Все, что мне говорил ректор, я добросовестно изложил, не упустил ничего, беспристрастно обрисовал неизбежные последствия: торжество Пискарева и Зеневича вместо их поражения, неприглядное положение самого Бориса Евгеньевича. Он внимательно меня выслушал и равнодушно обронил:
- Что ж… Скорей всего так и получится.
А я-то ждал резких, до негодования возражений, мол, не так-то легко меня опрокинуть. Спокойно соглашается - будет бит, - словно речь идет об очередном эксперименте, на желаемый результат которого рассчитывать не приходится.

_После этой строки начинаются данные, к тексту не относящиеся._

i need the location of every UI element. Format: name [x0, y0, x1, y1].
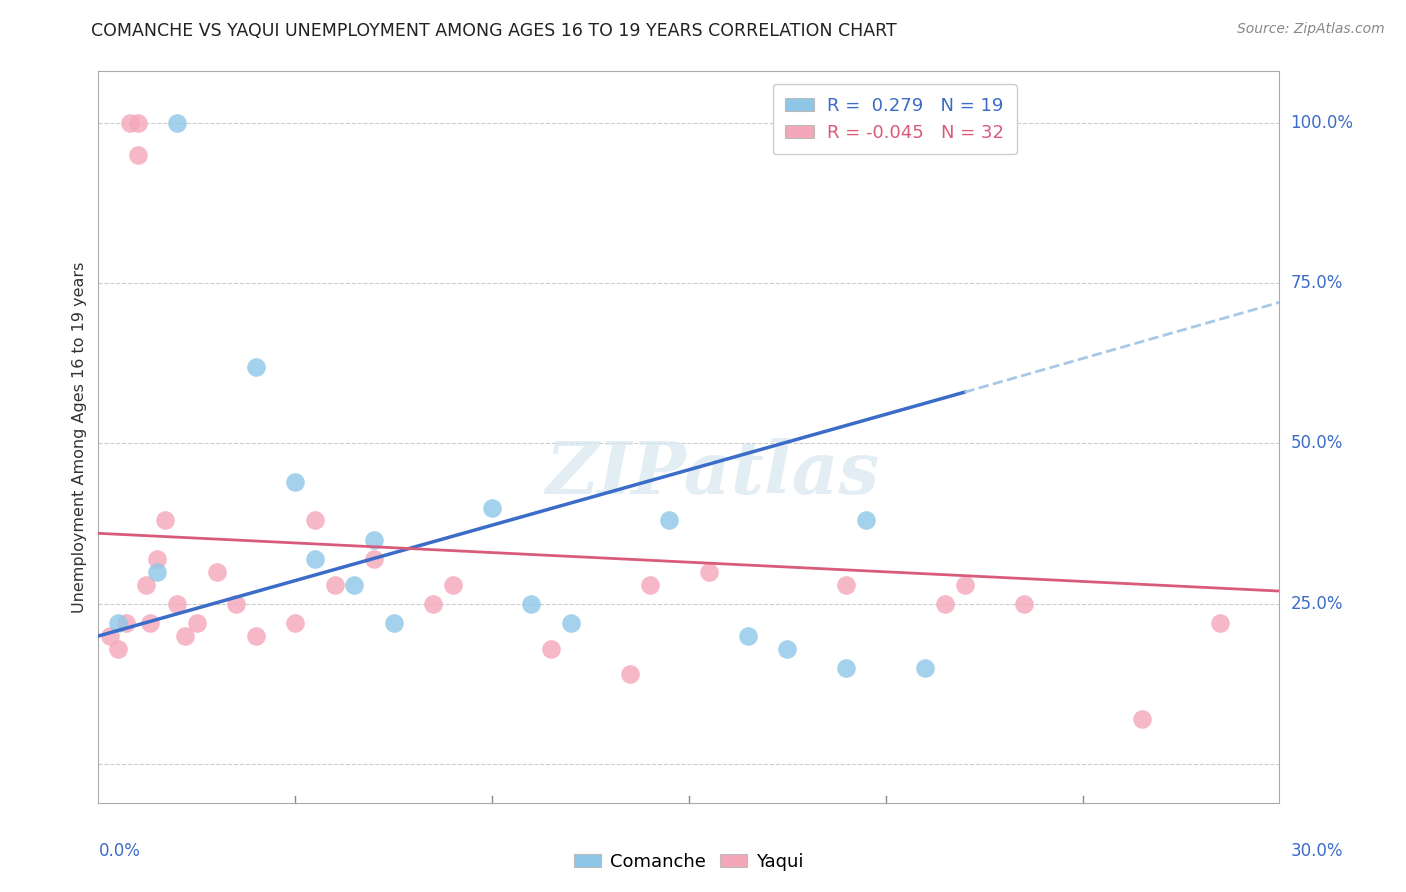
Point	[441, 577, 464, 591]
Point	[245, 629, 267, 643]
Y-axis label: Unemployment Among Ages 16 to 19 years: Unemployment Among Ages 16 to 19 years	[72, 261, 87, 613]
Point	[540, 641, 562, 656]
Point	[855, 514, 877, 528]
Point	[304, 514, 326, 528]
Point	[363, 552, 385, 566]
Point	[638, 577, 661, 591]
Point	[776, 641, 799, 656]
Point	[146, 552, 169, 566]
Point	[245, 359, 267, 374]
Point	[138, 616, 160, 631]
Point	[1209, 616, 1232, 631]
Point	[186, 616, 208, 631]
Point	[934, 116, 956, 130]
Point	[127, 116, 149, 130]
Point	[174, 629, 197, 643]
Point	[422, 597, 444, 611]
Point	[284, 475, 307, 489]
Point	[118, 116, 141, 130]
Point	[166, 116, 188, 130]
Text: 75.0%: 75.0%	[1291, 274, 1343, 292]
Point	[284, 616, 307, 631]
Point	[166, 597, 188, 611]
Point	[560, 616, 582, 631]
Point	[658, 514, 681, 528]
Point	[107, 616, 129, 631]
Text: 25.0%: 25.0%	[1291, 595, 1343, 613]
Point	[115, 616, 138, 631]
Point	[323, 577, 346, 591]
Point	[382, 616, 405, 631]
Point	[363, 533, 385, 547]
Text: 50.0%: 50.0%	[1291, 434, 1343, 452]
Point	[127, 148, 149, 162]
Point	[98, 629, 121, 643]
Point	[343, 577, 366, 591]
Point	[835, 577, 858, 591]
Text: 0.0%: 0.0%	[98, 842, 141, 860]
Point	[934, 597, 956, 611]
Point	[1130, 712, 1153, 726]
Point	[1012, 597, 1035, 611]
Point	[953, 577, 976, 591]
Text: 100.0%: 100.0%	[1291, 113, 1354, 132]
Point	[135, 577, 157, 591]
Point	[146, 565, 169, 579]
Point	[835, 661, 858, 675]
Point	[155, 514, 177, 528]
Point	[107, 641, 129, 656]
Point	[225, 597, 247, 611]
Point	[304, 552, 326, 566]
Point	[697, 565, 720, 579]
Point	[619, 667, 641, 681]
Point	[520, 597, 543, 611]
Point	[205, 565, 228, 579]
Text: 30.0%: 30.0%	[1291, 842, 1343, 860]
Point	[914, 661, 936, 675]
Point	[481, 500, 503, 515]
Text: Source: ZipAtlas.com: Source: ZipAtlas.com	[1237, 22, 1385, 37]
Text: ZIPatlas: ZIPatlas	[546, 438, 880, 509]
Point	[737, 629, 759, 643]
Text: COMANCHE VS YAQUI UNEMPLOYMENT AMONG AGES 16 TO 19 YEARS CORRELATION CHART: COMANCHE VS YAQUI UNEMPLOYMENT AMONG AGE…	[91, 22, 897, 40]
Legend: Comanche, Yaqui: Comanche, Yaqui	[567, 846, 811, 878]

- Получится-то некрасиво - вас выкупают в вонючих помоях! - возмутился я.
Он усмехнулся.
- А вы думали, что я жду оваций и триумфа?
- Тогда мне и совсем непонятно. Странное стремление - быть выкупанным в нечистотах.
- Оно обещает очищение от скверны, мой мальчик.
- Каким же образом?
- Меня могут втоптать в грязь, но не мое слово. Как только снова Пискарев с Зеневичем примутся за прежнее - а они иначе не смогут существовать! - так все вспомнят, что было о них сказано. Мое слово будет висеть над ними дамокловым мечом. А ради этого стоит рисковать.
- Собой?..
- Разве я кого-то другого подставляю вместо себя?
- Да. Только не вместо, а вместе с собой.
Борис Евгеньевич искоса внимательно-внимательно оглядел меня своим голубым взором.
- Вы боитесь за себя, мой мальчик?
- Боюсь, Борис Евгеньевич! И за себя, и за всех сотрудников лаборатории. Нам не дадут ни жить, ни работать. И вы это знаете!